Ele não percebeu quando desmaiou, mas alguém jogou água fria nele para acordá-lo. Isso tornou a dor ainda mais excruciante, algo que ele não imaginava ser possível. O suplício inteiro não pode ter durado mais do que uma ou duas horas, mas pareceu uma eternidade até finalmente acabar. Yan Zheyun mal tinha fôlego no corpo quando o soltaram do pilar ao qual estava amarrado. Ele desabou no chão, a garganta queimando por gritar até ficar rouco.
O mundo tornou-se turvo. Ele sentia que era isso, ele ia morrer. E era feio, mas ele se arrependeu de ter tentado ajudar Xiqing. Toda aquela piedade que ele trouxera consigo do moderno século 21 não tinha lugar aqui nesta sociedade.
Tanto faz ser gentil.
Talvez fosse o ódio que o manteve vivo, porque, em vez de perder a consciência e afundar no esquecimento abençoado, ele estava ciente de que estava sendo transportado para algum lugar. Através de suas tentativas esfarrapadas de respirar, o forte cheiro fétido de esterco animal invadiu seu nariz. Era nauseante, mas Yan Zheyun não tinha força sequer para vomitar.

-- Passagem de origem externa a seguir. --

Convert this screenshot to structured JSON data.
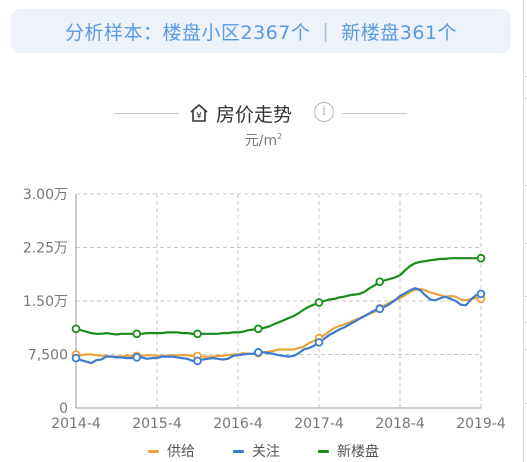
{
  "banner": {
    "samples_label": "分析样本：",
    "community_text": "楼盘小区2367个",
    "separator": "|",
    "new_text": "新楼盘361个"
  },
  "header": {
    "title": "房价走势",
    "unit_text": "元/m",
    "unit_sup": "2",
    "house_icon": "house-yen-icon",
    "info_icon": "info-icon",
    "info_glyph": "i",
    "icon_glyph": "¥"
  },
  "colors": {
    "supply": "#e8a43a",
    "attention": "#3b7bd0",
    "new": "#1a8c1a",
    "grid": "#c8c8c8",
    "axis_text": "#777777",
    "banner_text": "#5a9ae0"
  },
  "chart_data": {
    "type": "line",
    "y_tick_labels": [
      "0",
      "7,500",
      "1.50万",
      "2.25万",
      "3.00万"
    ],
    "x_tick_labels": [
      "2014-4",
      "2015-4",
      "2016-4",
      "2017-4",
      "2018-4",
      "2019-4"
    ],
    "ylim": [
      0,
      30000
    ],
    "grid": true,
    "legend_position": "bottom",
    "x_start": "2014-04",
    "x_end": "2019-04",
    "series": [
      {
        "name": "供给",
        "color_key": "supply",
        "values": [
          7500,
          7400,
          7500,
          7500,
          7400,
          7300,
          7300,
          7200,
          7200,
          7200,
          7300,
          7300,
          7300,
          7300,
          7400,
          7400,
          7300,
          7300,
          7300,
          7400,
          7400,
          7400,
          7400,
          7300,
          7300,
          7200,
          7200,
          7200,
          7300,
          7300,
          7400,
          7500,
          7500,
          7700,
          7600,
          7600,
          7700,
          7800,
          7900,
          8000,
          8200,
          8200,
          8200,
          8200,
          8400,
          8600,
          9100,
          9400,
          9800,
          10200,
          10700,
          11200,
          11500,
          11700,
          12000,
          12300,
          12600,
          12900,
          13200,
          13500,
          14000,
          14400,
          14800,
          15100,
          15400,
          15800,
          16300,
          16600,
          16700,
          16500,
          16200,
          16000,
          15800,
          15600,
          15700,
          15600,
          15200,
          15100,
          15300,
          15400,
          15300
        ]
      },
      {
        "name": "关注",
        "color_key": "attention",
        "values": [
          7000,
          6700,
          6500,
          6300,
          6700,
          6800,
          7200,
          7200,
          7100,
          7100,
          7000,
          7000,
          7100,
          7100,
          6900,
          7000,
          7000,
          7200,
          7200,
          7200,
          7100,
          7000,
          6900,
          6600,
          6600,
          6800,
          6900,
          7000,
          6900,
          6800,
          6900,
          7300,
          7400,
          7500,
          7600,
          7600,
          7800,
          7800,
          7700,
          7600,
          7400,
          7300,
          7200,
          7300,
          7700,
          8200,
          8400,
          8700,
          9200,
          9700,
          10200,
          10600,
          11000,
          11300,
          11700,
          12100,
          12500,
          12900,
          13300,
          13700,
          13900,
          14200,
          14600,
          15100,
          15700,
          16100,
          16500,
          16800,
          16500,
          15800,
          15200,
          15100,
          15400,
          15600,
          15300,
          15000,
          14500,
          14400,
          15200,
          15800,
          16000
        ]
      },
      {
        "name": "新楼盘",
        "color_key": "new",
        "values": [
          11100,
          10900,
          10700,
          10500,
          10400,
          10400,
          10500,
          10400,
          10300,
          10400,
          10400,
          10400,
          10400,
          10400,
          10500,
          10500,
          10500,
          10500,
          10600,
          10600,
          10600,
          10500,
          10500,
          10400,
          10400,
          10400,
          10400,
          10400,
          10400,
          10500,
          10500,
          10600,
          10600,
          10700,
          10900,
          11000,
          11100,
          11200,
          11400,
          11700,
          12000,
          12300,
          12600,
          12900,
          13300,
          13800,
          14200,
          14500,
          14800,
          15000,
          15200,
          15300,
          15500,
          15600,
          15800,
          15900,
          16000,
          16300,
          16800,
          17200,
          17700,
          17900,
          18100,
          18300,
          18600,
          19300,
          19900,
          20300,
          20500,
          20600,
          20700,
          20800,
          20900,
          20900,
          21000,
          21000,
          21000,
          21000,
          21000,
          21000,
          21000
        ]
      }
    ],
    "markers": [
      {
        "series": 0,
        "index": 0
      },
      {
        "series": 0,
        "index": 12
      },
      {
        "series": 0,
        "index": 24
      },
      {
        "series": 0,
        "index": 36
      },
      {
        "series": 0,
        "index": 48
      },
      {
        "series": 0,
        "index": 60
      },
      {
        "series": 0,
        "index": 80
      },
      {
        "series": 1,
        "index": 0
      },
      {
        "series": 1,
        "index": 12
      },
      {
        "series": 1,
        "index": 24
      },
      {
        "series": 1,
        "index": 36
      },
      {
        "series": 1,
        "index": 48
      },
      {
        "series": 1,
        "index": 60
      },
      {
        "series": 1,
        "index": 80
      },
      {
        "series": 2,
        "index": 0
      },
      {
        "series": 2,
        "index": 12
      },
      {
        "series": 2,
        "index": 24
      },
      {
        "series": 2,
        "index": 36
      },
      {
        "series": 2,
        "index": 48
      },
      {
        "series": 2,
        "index": 60
      },
      {
        "series": 2,
        "index": 80
      }
    ]
  }
}
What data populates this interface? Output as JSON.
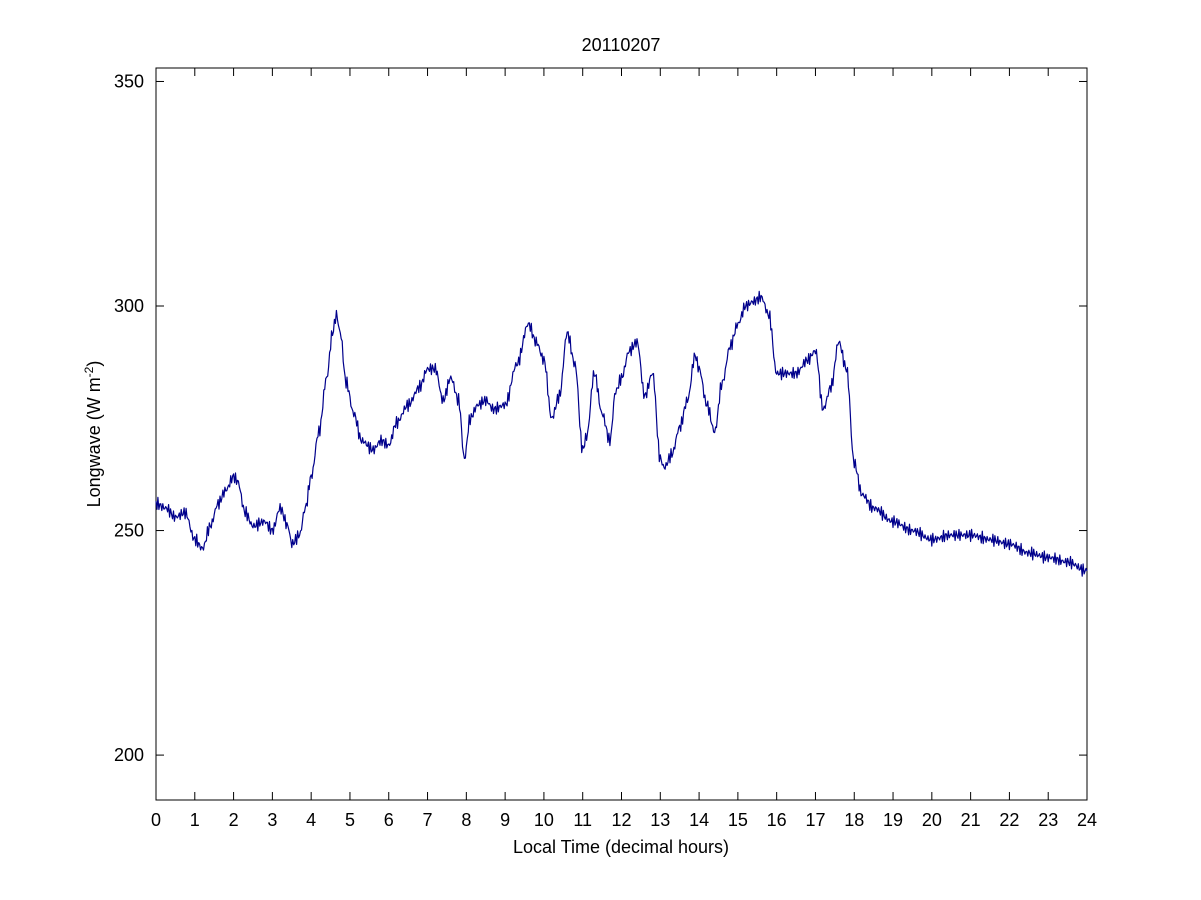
{
  "chart_data": {
    "type": "line",
    "title": "20110207",
    "xlabel": "Local Time (decimal hours)",
    "ylabel": {
      "prefix": "Longwave (W m",
      "superscript": "-2",
      "suffix": ")"
    },
    "xlim": [
      0,
      24
    ],
    "ylim": [
      190,
      353
    ],
    "x_ticks": [
      0,
      1,
      2,
      3,
      4,
      5,
      6,
      7,
      8,
      9,
      10,
      11,
      12,
      13,
      14,
      15,
      16,
      17,
      18,
      19,
      20,
      21,
      22,
      23,
      24
    ],
    "y_ticks": [
      200,
      250,
      300,
      350
    ],
    "grid": false,
    "legend": "none",
    "line_color": "#00008b",
    "series": [
      {
        "x": [
          0,
          0.25,
          0.5,
          0.75,
          1,
          1.2,
          1.4,
          1.6,
          1.8,
          2,
          2.1,
          2.3,
          2.5,
          2.8,
          3,
          3.2,
          3.4,
          3.5,
          3.7,
          3.85,
          4,
          4.2,
          4.4,
          4.55,
          4.65,
          4.75,
          4.9,
          5.1,
          5.3,
          5.6,
          5.8,
          6,
          6.2,
          6.5,
          6.8,
          7,
          7.2,
          7.4,
          7.6,
          7.8,
          7.95,
          8.1,
          8.3,
          8.5,
          8.7,
          9,
          9.3,
          9.6,
          9.8,
          10,
          10.2,
          10.4,
          10.6,
          10.8,
          11,
          11.1,
          11.3,
          11.5,
          11.7,
          11.85,
          12,
          12.2,
          12.4,
          12.6,
          12.8,
          13,
          13.1,
          13.3,
          13.5,
          13.7,
          13.9,
          14,
          14.2,
          14.4,
          14.6,
          14.8,
          15,
          15.2,
          15.4,
          15.6,
          15.8,
          16,
          16.2,
          16.5,
          16.8,
          17,
          17.2,
          17.4,
          17.6,
          17.8,
          18,
          18.2,
          18.5,
          19,
          19.5,
          20,
          20.5,
          21,
          21.5,
          22,
          22.5,
          23,
          23.5,
          24
        ],
        "y": [
          256,
          255,
          253,
          254,
          248,
          246,
          251,
          256,
          259,
          262,
          261,
          254,
          251,
          252,
          250,
          255,
          251,
          247,
          249,
          255,
          262,
          272,
          284,
          294,
          298,
          294,
          283,
          276,
          270,
          268,
          270,
          269,
          274,
          278,
          282,
          286,
          286,
          279,
          284,
          279,
          266,
          275,
          278,
          279,
          277,
          278,
          287,
          296,
          292,
          288,
          275,
          280,
          294,
          287,
          268,
          271,
          285,
          276,
          270,
          281,
          284,
          290,
          292,
          280,
          285,
          266,
          264,
          267,
          273,
          279,
          289,
          286,
          278,
          272,
          283,
          291,
          296,
          300,
          301,
          302,
          298,
          285,
          285,
          285,
          288,
          290,
          277,
          282,
          292,
          286,
          265,
          258,
          255,
          252,
          250,
          248,
          249,
          249,
          248,
          247,
          245,
          244,
          243,
          241
        ]
      }
    ]
  }
}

Encostaram-no em um monte de feno em algum lugar e ele pôde sentir mãos errantes apalpando seu corpo, juntamente com risadas zombeteiras. Mas ele estava provavelmente em tão mau estado que ninguém tentou levar as coisas adiante. Provavelmente não queriam se sujar com o sangue dele, pois sem dúvida seria um desestímulo.
Seus lábios estavam secos. Ele sentia sede e ansiava desesperadamente por uma gota de água. Mas por mais que tentasse se mover, seus membros não obedeciam ao seu comando. Ele se viu pensando em sua família novamente e percebeu que tinha sido quase meio ano desde que os vira pela última vez. Ele se perguntou como eles estavam agora. Seus irmãos estariam no segundo ano da universidade agora, eles o odiavam por morrer? Por estar ausente quando havia prometido estar lá para assistir os melhores anos de suas vidas?
Uma lágrima escorreu do canto de seus olhos. Se ele morresse ali, talvez ele acordasse de volta com eles…
Um rosto jovem apareceu em sua visão. Ele batia em suas bochechas freneticamente.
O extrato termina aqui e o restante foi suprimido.